Take Elliott Management, the most aggressive hedge fund holdout both in and out of court. It's spent the better part of a decade suing Argentina to get it to settle for more. And when that's failed, it's turned to less, well, conventional methods to bring them to the negotiating table. Back in 2012, Elliott actually got Ghana to seize an Argentinian boat as partial payment for what it said it was owed. But even this strong-arm tactic wasn't strong enough to make Argentina any more cooperative. The boat was eventually released without a deal.
5. But now the holdouts might finally have what they need to make Argentina pay up: a New York judge. See, in 2012, Judge Thomas Griesa ruled that the holdouts were right about pari passu: Argentina couldn't pay the exchange bonds without paying the holdouts, too. Now, if that was all he'd said, Argentina could have continued to ignore it consequence-free. But there was more. Griesa also declared that if Argentina didn't start paying the holdouts, any financial institution that helped it pay the exchange bonds would be in contempt. In other words, Griesa would prevent Argentina from paying anyone.
That left Argentina with a choice: It could either pay the holdouts, or it could default on the exchange bonds even though it was able and willing to pay them.
6. Argentina chose default. There were billions of reasons to do so. It owes all the holdouts a total of about $15 billion, and paying that could create hundreds of billions of new obligations. That's because the exchange bonds have "RUFO" (Rights-Upon-Future-Offers) clauses that, until the end of this year, promise them whatever the holdouts get.
This is a lose-lose-lose situation. The holdouts aren't happy, because they still aren't getting paid. The exchange bondholders aren't happy, because now they aren't getting paid either. And Argentina isn't happy, because it was forced into a default it didn't want—though, at this point, it can't really suffer any reputational damage.

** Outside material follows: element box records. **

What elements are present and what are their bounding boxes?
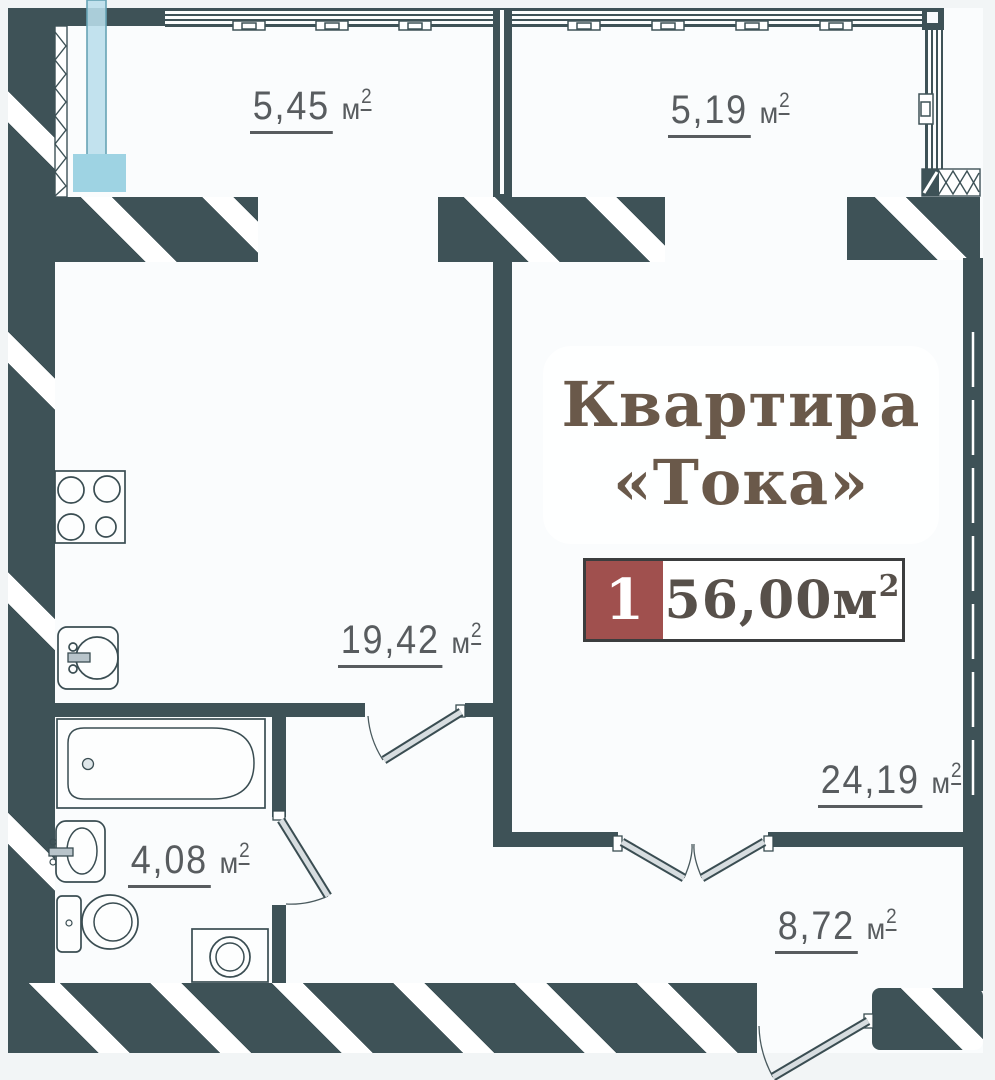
area-label-balcony-left: 5,45 м 2 [250,86,372,134]
wall-block-balcony-left [55,197,258,262]
title-line1: Квартира [543,366,939,444]
window-band-balcony-right [512,8,922,27]
area-value: 24,19 [818,760,922,808]
area-unit: м [867,906,886,945]
area-sup: 2 [951,760,962,785]
area-label-bedroom: 24,19 м 2 [818,760,961,808]
wall-bedroom-south-right [768,832,965,847]
area-value: 19,42 [338,620,442,668]
area-sup: 2 [779,90,790,115]
area-sup: 2 [361,86,372,111]
area-unit: м [931,760,950,799]
wall-bottom-right-block [872,988,983,1050]
area-label-kitchen-living: 19,42 м 2 [338,620,481,668]
window-band-right-side [925,30,943,170]
wall-bathroom-east-lower [272,905,286,983]
area-value: 5,45 [250,86,333,134]
total-area-sup: 2 [879,569,901,604]
floor-plan: Квартира «Тока» 1 56,00м2 5,45 м 2 5,19 … [0,0,995,1080]
area-sup: 2 [471,620,482,645]
wall-living-south-stub [465,703,512,717]
wall-block-center [438,197,665,262]
wall-central [493,262,512,847]
area-unit: м [342,86,361,125]
total-area-unit: м [832,570,878,631]
wall-bedroom-south-left [512,832,618,847]
area-value: 5,19 [668,90,751,138]
room-count-badge: 1 [586,561,663,639]
wall-bottom-exterior [8,983,757,1053]
wall-top-left-header [8,8,165,26]
area-value: 4,08 [128,840,211,888]
area-unit: м [451,620,470,659]
total-area: 56,00м2 [663,561,902,639]
area-unit: м [760,90,779,129]
wall-bathroom-east-upper [272,717,286,817]
area-sup: 2 [239,840,250,865]
area-label-hallway: 8,72 м 2 [775,906,897,954]
area-label-bathroom: 4,08 м 2 [128,840,250,888]
title-line2: «Тока» [543,444,939,522]
area-value: 8,72 [775,906,858,954]
area-label-balcony-right: 5,19 м 2 [668,90,790,138]
area-sup: 2 [886,906,897,931]
window-band-balcony-left [165,8,493,27]
corner-post-top-right [922,8,944,30]
wall-left-exterior [8,25,55,1053]
apartment-badge: 1 56,00м2 [583,558,905,642]
area-unit: м [220,840,239,879]
wall-block-top-right [847,197,980,260]
total-area-value: 56,00 [665,570,833,631]
wall-right-exterior [963,258,983,991]
balcony-divider-post [493,8,512,198]
wall-living-south [55,703,365,717]
apartment-title: Квартира «Тока» [543,366,939,522]
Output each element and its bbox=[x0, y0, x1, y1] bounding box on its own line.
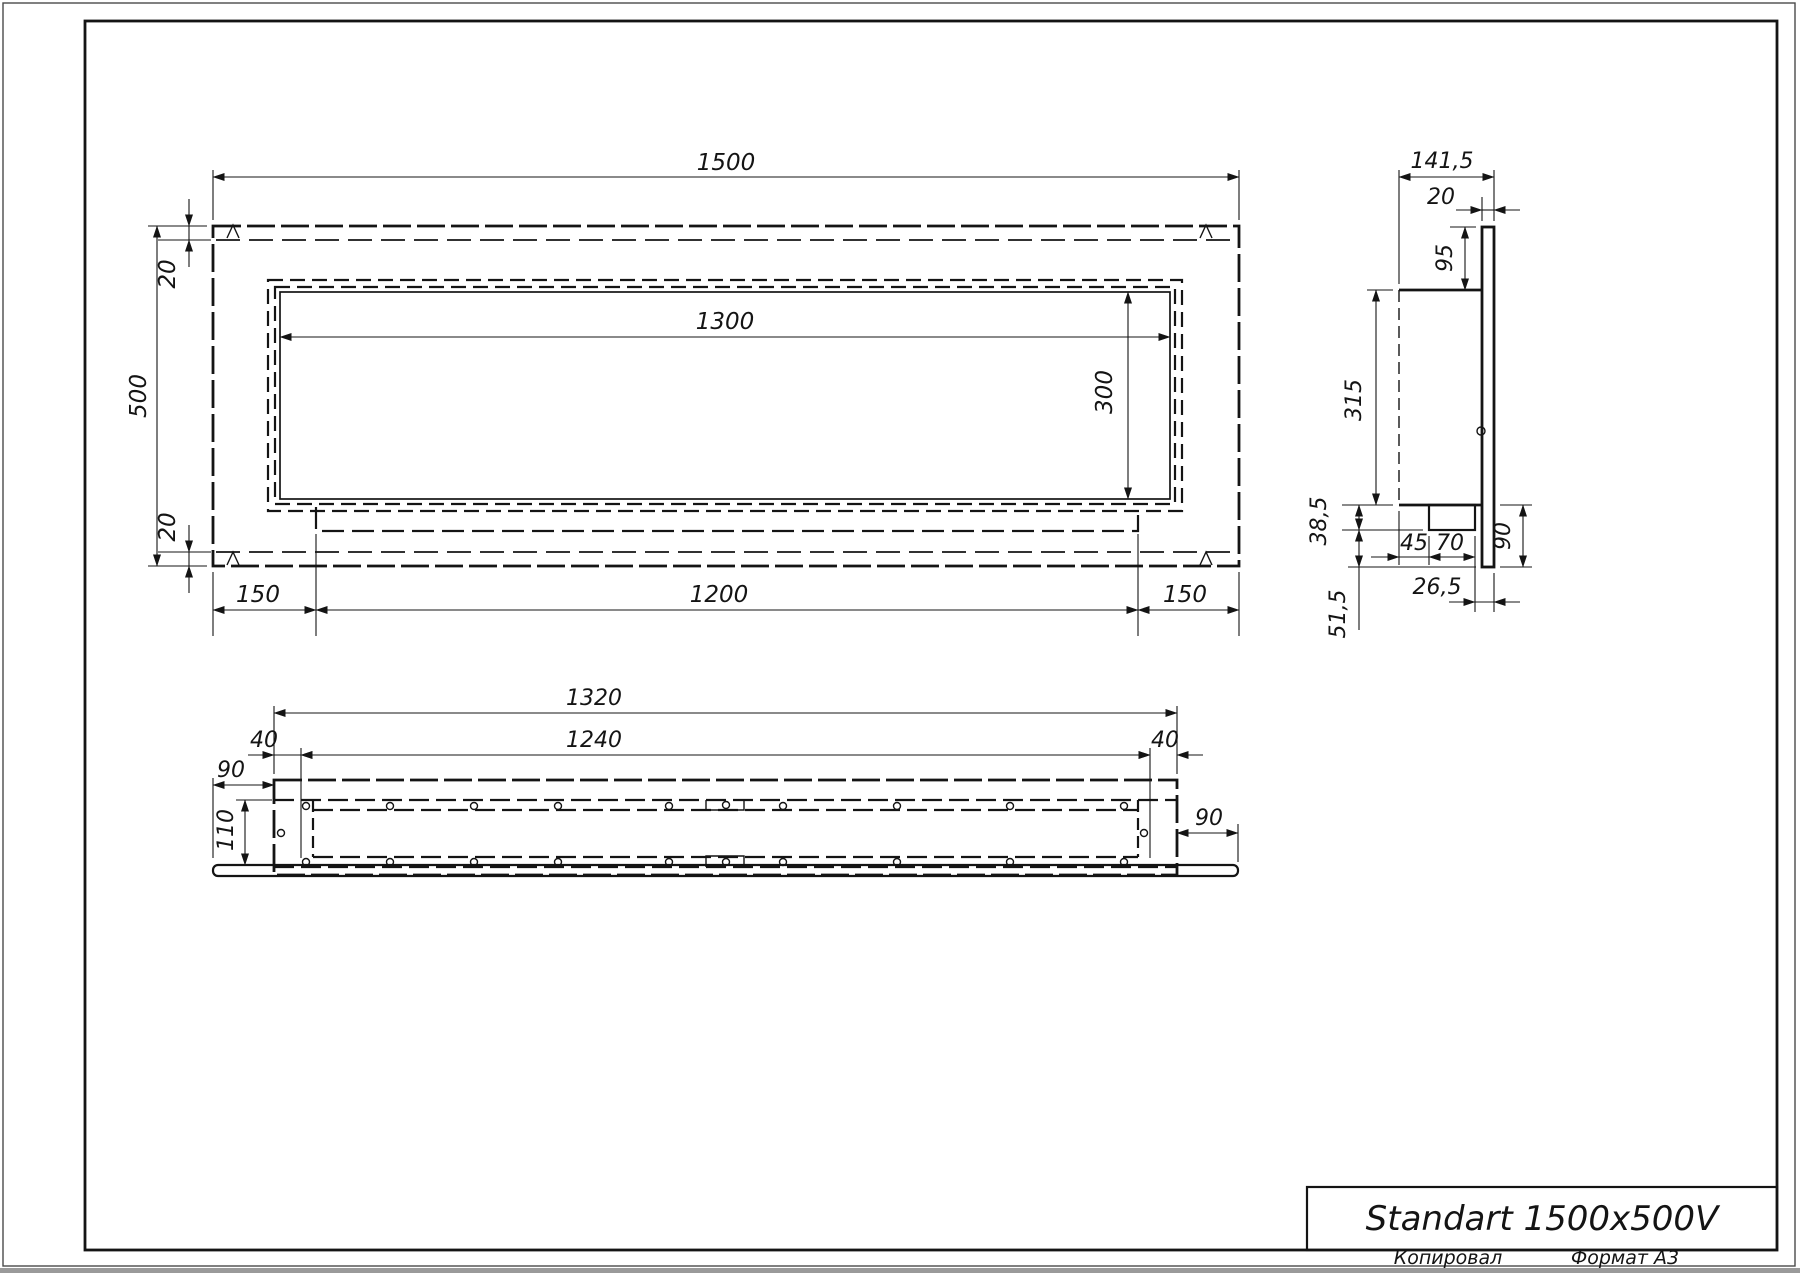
dim-side-step-height: 38,5 bbox=[1307, 497, 1332, 546]
dim-bottom-flange-left: 90 bbox=[217, 758, 245, 783]
dim-front-margin-left: 150 bbox=[236, 582, 280, 608]
dim-front-tray-width: 1200 bbox=[690, 582, 749, 608]
sheet-border bbox=[0, 3, 1800, 1273]
format-label: Формат А3 bbox=[1571, 1247, 1679, 1269]
dim-front-overall-width: 1500 bbox=[697, 150, 756, 176]
dim-bottom-depth: 110 bbox=[214, 809, 239, 851]
dim-side-body-height: 315 bbox=[1342, 379, 1367, 421]
bottom-body bbox=[274, 780, 1177, 875]
drawing-frame bbox=[85, 21, 1777, 1250]
bottom-dimension-lines bbox=[213, 713, 1238, 865]
side-dimension-texts: 141,5 20 95 315 38,5 51,5 45 70 26,5 90 bbox=[1307, 149, 1516, 638]
bottom-view-geometry bbox=[213, 780, 1238, 876]
dim-front-opening-width: 1300 bbox=[696, 309, 755, 335]
dim-bottom-flange-right: 90 bbox=[1195, 806, 1223, 831]
front-dimension-texts: 1500 500 20 20 1300 300 150 1200 150 bbox=[126, 150, 1207, 608]
bottom-dimension-texts: 1320 1240 40 40 90 90 110 bbox=[214, 686, 1223, 851]
dim-bottom-inset-right: 40 bbox=[1151, 728, 1179, 753]
weld-marks bbox=[227, 225, 1212, 565]
front-outer-frame bbox=[213, 226, 1239, 566]
dim-side-face-thickness: 20 bbox=[1427, 185, 1455, 210]
dim-front-opening-height: 300 bbox=[1092, 370, 1118, 414]
dim-front-flange-top: 20 bbox=[155, 259, 181, 288]
dim-side-lower-height: 90 bbox=[1491, 522, 1516, 550]
dim-side-channel-width: 70 bbox=[1436, 531, 1464, 556]
drawing-title: Standart 1500x500V bbox=[1366, 1199, 1721, 1239]
front-dimension-lines bbox=[157, 177, 1239, 610]
side-channel bbox=[1429, 505, 1475, 530]
bottom-view: 1320 1240 40 40 90 90 110 bbox=[213, 686, 1238, 876]
dim-side-channel-offset: 26,5 bbox=[1413, 575, 1462, 600]
dim-bottom-inset-left: 40 bbox=[250, 728, 278, 753]
dim-front-overall-height: 500 bbox=[126, 374, 152, 418]
dim-bottom-body-length: 1320 bbox=[566, 686, 622, 711]
drawing-sheet: 1500 500 20 20 1300 300 150 1200 150 bbox=[0, 0, 1800, 1273]
side-face-plate bbox=[1482, 227, 1494, 567]
bottom-extension-lines bbox=[213, 706, 1238, 862]
copied-label: Копировал bbox=[1394, 1247, 1503, 1269]
front-view: 1500 500 20 20 1300 300 150 1200 150 bbox=[126, 150, 1239, 636]
side-view: 141,5 20 95 315 38,5 51,5 45 70 26,5 90 bbox=[1307, 149, 1532, 638]
dim-front-flange-bottom: 20 bbox=[155, 512, 181, 541]
dim-side-depth: 141,5 bbox=[1411, 149, 1474, 174]
dim-side-ledge-width: 45 bbox=[1400, 531, 1428, 556]
dim-side-lower-offset: 51,5 bbox=[1326, 590, 1351, 639]
title-block: Standart 1500x500V Копировал Формат А3 bbox=[1307, 1187, 1777, 1269]
dim-front-margin-right: 150 bbox=[1163, 582, 1207, 608]
dim-side-top-offset: 95 bbox=[1433, 244, 1458, 272]
dim-bottom-opening-length: 1240 bbox=[566, 728, 622, 753]
front-view-geometry bbox=[213, 225, 1239, 566]
side-view-geometry bbox=[1399, 227, 1494, 567]
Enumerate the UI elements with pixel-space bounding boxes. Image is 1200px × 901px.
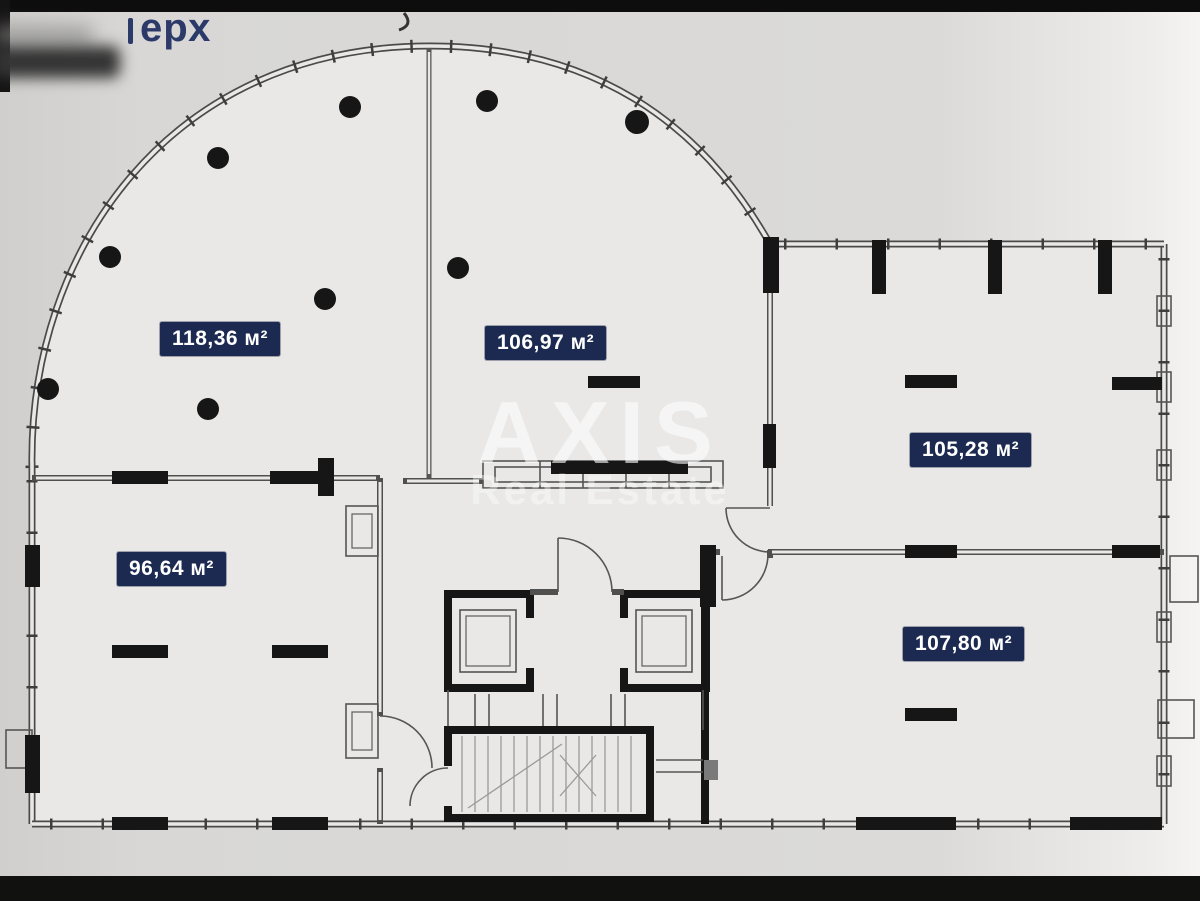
- blur-smudge-dark: [0, 46, 120, 78]
- stray-ink-mark: [399, 13, 408, 30]
- exterior-column: [704, 760, 718, 780]
- scan-border-bottom: [0, 876, 1200, 901]
- balcony-box-upper: [1170, 556, 1198, 602]
- cut-letter-remnant: [128, 18, 133, 44]
- blur-smudge-light: [0, 26, 94, 46]
- room-area-label: 106,97 м²: [485, 326, 606, 360]
- room-area-label: 96,64 м²: [117, 552, 226, 586]
- room-area-label: 107,80 м²: [903, 627, 1024, 661]
- room-area-label: 118,36 м²: [160, 322, 280, 356]
- floorplan-page: ерх 118,36 м² 106,97 м² 105,28 м² 96,64 …: [0, 0, 1200, 901]
- handwritten-note: ерх: [140, 6, 211, 51]
- room-area-label: 105,28 м²: [910, 433, 1031, 467]
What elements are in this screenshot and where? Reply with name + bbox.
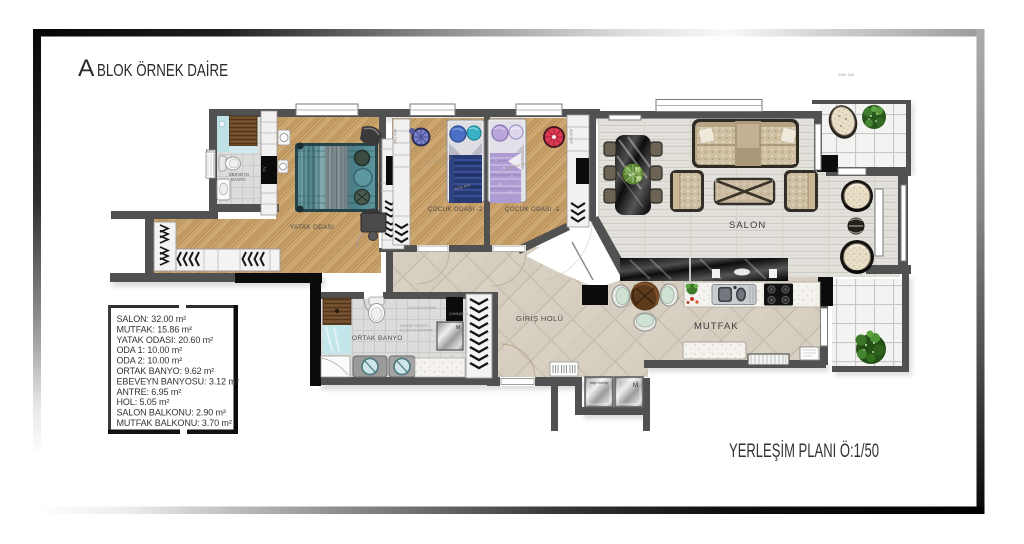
svg-text:BLOK ÖRNEK DAİRE: BLOK ÖRNEK DAİRE xyxy=(97,60,228,80)
svg-text:GİRİŞ HOLÜ: GİRİŞ HOLÜ xyxy=(516,314,563,323)
svg-text:ÇOCUK ODASI -1: ÇOCUK ODASI -1 xyxy=(505,206,560,213)
svg-text:ÇAMAŞIR M.: ÇAMAŞIR M. xyxy=(449,312,469,316)
svg-text:M: M xyxy=(633,383,638,389)
svg-text:SALON: 32.00 m²: SALON: 32.00 m² xyxy=(117,314,187,324)
svg-text:SDK 160: SDK 160 xyxy=(838,72,855,77)
svg-text:YERLEŞİM PLANI Ö:1/50: YERLEŞİM PLANI Ö:1/50 xyxy=(729,439,879,462)
svg-text:ODA 2: 10.00 m²: ODA 2: 10.00 m² xyxy=(117,356,183,366)
svg-text:SALON: SALON xyxy=(729,220,766,231)
svg-text:CAM DUŞAKABİN: CAM DUŞAKABİN xyxy=(408,305,437,310)
svg-text:abgb kumaşı: abgb kumaşı xyxy=(590,381,608,385)
svg-text:ORTAK BANYO: 9.62 m²: ORTAK BANYO: 9.62 m² xyxy=(117,366,215,376)
svg-text:EBEVEYN BANYOSU: 3.12 m²: EBEVEYN BANYOSU: 3.12 m² xyxy=(117,376,239,386)
svg-text:HOL: 5.05 m²: HOL: 5.05 m² xyxy=(117,397,170,407)
svg-text:YATAK ODASI: 20.60 m²: YATAK ODASI: 20.60 m² xyxy=(117,335,214,345)
svg-text:ODA 1: 10.00 m²: ODA 1: 10.00 m² xyxy=(117,345,183,355)
svg-text:TV: TV xyxy=(262,166,267,172)
svg-text:MUTFAK: MUTFAK xyxy=(694,321,739,332)
svg-text:ÇOCUK ODASI -2: ÇOCUK ODASI -2 xyxy=(428,206,483,213)
svg-text:MUTFAK: 15.86 m²: MUTFAK: 15.86 m² xyxy=(117,324,193,334)
svg-text:KLOZET & BATARYA: KLOZET & BATARYA xyxy=(400,329,433,333)
svg-text:AÇIK RAF: AÇIK RAF xyxy=(569,129,573,144)
svg-text:ANTRE: 6.95 m²: ANTRE: 6.95 m² xyxy=(117,387,182,397)
svg-text:AÇIK RAF: AÇIK RAF xyxy=(393,129,397,144)
svg-text:M: M xyxy=(456,325,460,331)
svg-text:ORTAK BANYO: ORTAK BANYO xyxy=(352,335,403,342)
svg-text:A: A xyxy=(78,55,95,82)
svg-text:GÖMME REZERV.: GÖMME REZERV. xyxy=(400,324,429,328)
svg-text:MUTFAK BALKONU: 3.70 m²: MUTFAK BALKONU: 3.70 m² xyxy=(117,418,232,428)
svg-text:BANYO: BANYO xyxy=(231,177,246,182)
svg-text:YATAK ODASI: YATAK ODASI xyxy=(290,224,334,231)
svg-text:SALON BALKONU: 2.90 m²: SALON BALKONU: 2.90 m² xyxy=(117,408,226,418)
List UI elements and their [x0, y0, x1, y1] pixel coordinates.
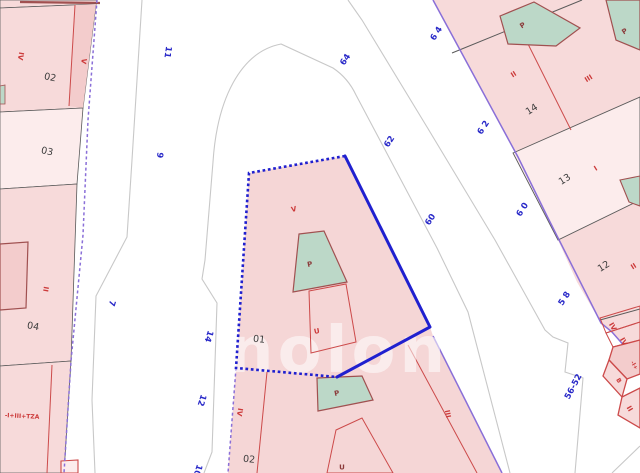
parcel-bottom-left[interactable]	[0, 361, 71, 473]
left-parcels-group	[0, 0, 100, 473]
map-canvas: nolon	[0, 0, 640, 473]
right-parcels-group	[433, 0, 640, 428]
cadastral-map: nolon 11971412106462606 46 26 05 856-520…	[0, 0, 640, 473]
street-curb	[92, 0, 142, 473]
building-in-parcel-04[interactable]	[0, 242, 28, 310]
street-island-edge	[202, 162, 217, 473]
parcel-03[interactable]	[0, 108, 83, 189]
small-green-building[interactable]	[0, 85, 5, 104]
boundary-line	[20, 2, 100, 3]
street-curb-corner	[612, 446, 640, 473]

7. There are two ways this can end: a deal with the holdouts or a deal with the exchange bondholders. In the first case, the holdouts would get some kind of (maybe backdoor) settlement, and the exchange bondholders would agree to waive their RUFO rights, which some have already offered to do. In the second, the holdouts would get nothing, and the exchange bondholders would agree to another exchange, this time for bonds set up exclusively in Argentina—outside Judge Griesa's reach.
Or maybe it never ends.
This is probably the dumbest default in history. As Felix Salmon points out, it might have actually made the exchange bonds worth more. That's because Argentina will—presumably—pay them in full at some point, but, in the meantime, the bonds are earning 8 percent interest on the missed payments. It's a nice Seinfeldian touch for a fight that only he could love: it's about nothing. Well, almost nothing. It's about whether Argentina or Elliott Management will get a few billion dollars. And that's it. Argentina's economy is already in recession, and probably won't get much worse. It'll be fine—which for them means lots of inflation—either way. So will other countries, which now have collective action clauses in their debt to prevent these kind of pari passu cases.
At this rate, Argentina really might default on its debt everyday—at least for awhile. Giddy up.